C’erano coriandoli dappertutto, persino sul pianoforte dove ora era seduto suo marito.
Oh, eccolo.
Indossava uno dei suoi completi più belli e aveva i capelli più ricci che mai. Sorrideva mentre cantava, guardava verso di lui. Da quando aveva acceso la luce, tutti gli invitati avevano iniziato a cantare con lui e muovere piccoli passi di danza sul posto.
Sembrava di stare al primo concerto di Mika, dove decisero di sposarsi.

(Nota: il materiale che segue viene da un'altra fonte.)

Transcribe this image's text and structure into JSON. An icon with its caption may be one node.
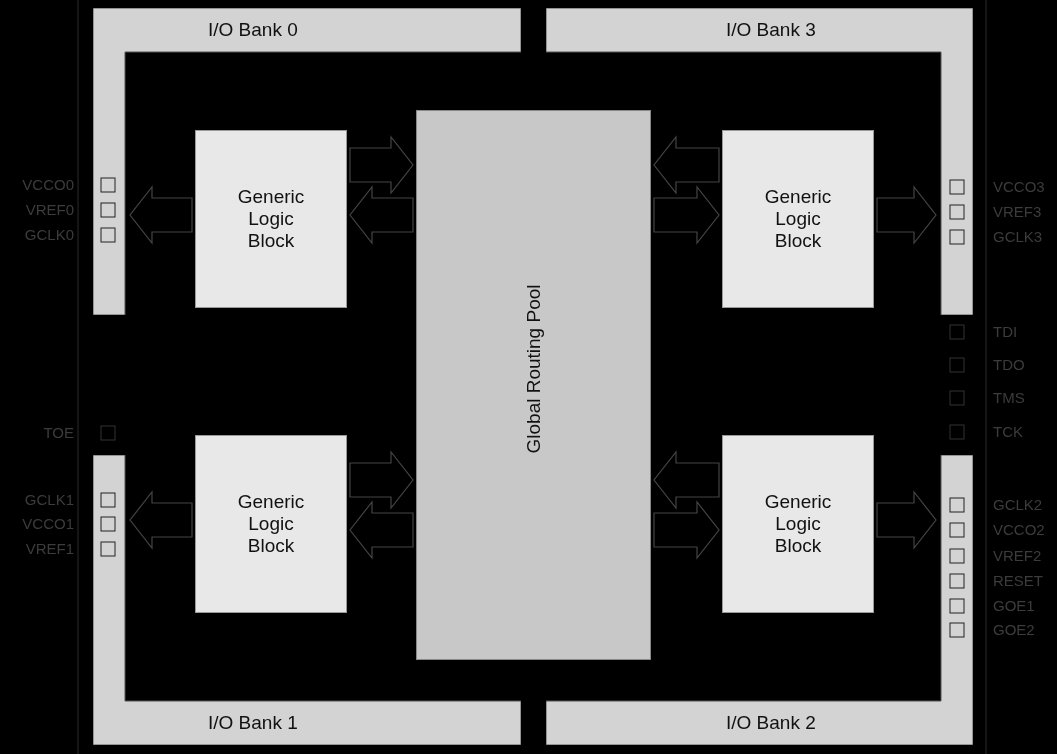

“Michael! Sei stato fantastico!” corse verso di lui e gli gettò le braccia al collo. Mika era tutto sudato, non aveva fatto altro che ballare in continuazione e cantare fin quando non aveva più forze. I fan ballavano con lui, scherzavano, puntavano verso il palco luci colorate a tempo di musica.
“Vorrei che potesse essere così sempre!” esclamò stringendolo anche lui in un abbraccio affettuoso.
“Ma sarà così, è appena iniziato”
“Intendevo tu, che mi aspetti qui. Quando esco” il suo tono di voce si abbassò un po’, imbarazzato.
“Se è questo che vuoi, ti aspetterò alla fine di ogni tuo concerto”
“Anche se è lontano?”
“Sì”
“Anche se ti farò arrabbiare?”
“Sì”
“Anche con un anello al dito?”
“Cosa?” Mark si staccò dall’abbraccio e notò che Michael si stava allontanando per raggiungere uno dei cassetti della scrivania del suo camerino. Prese qualcosa di molto piccolo, una scatoletta. Mark era sul punto di piangere.
“Vuoi sposarmi, Mark?”



 
Michael aveva finito di suonare, ma Mark piangeva già. Karen stava arrivando con una torta al cioccolato, ricoperta con ciuffi di panna. James dietro di lei, la seguiva.
“Presto, Mark! Il tuo ultimo desiderio, prima che scada la mezzanotte!”
Sentì un braccio cingergli le spalle, uno sguardo color cioccolato posarsi su di lui.
“Qual è il tuo ultimo desiderio?” un sogghigno si fece spazio sul viso di Mika.
“Spiacente, è una piccola cosa che non puoi sapere” 




Saaaaaaaaaaaaalve!
Non ci credo. Ho finito. 
Mi sento stranissima, a metà tra il felice per il traguardo raggiunto, a metà già triste a chiudere questa mia prima ff. Non so come ringraziarvi per il vostro sostegno, le vostre belle parole lasciate nelle recensioni, per le vostre silenziose letture che crescevano a dismisura. Vi prometto che ci rivedremo presto con altre fanfictions. 
Intanto, vi lascio con un caloroso abbraccio e ancora un sentito Grazie.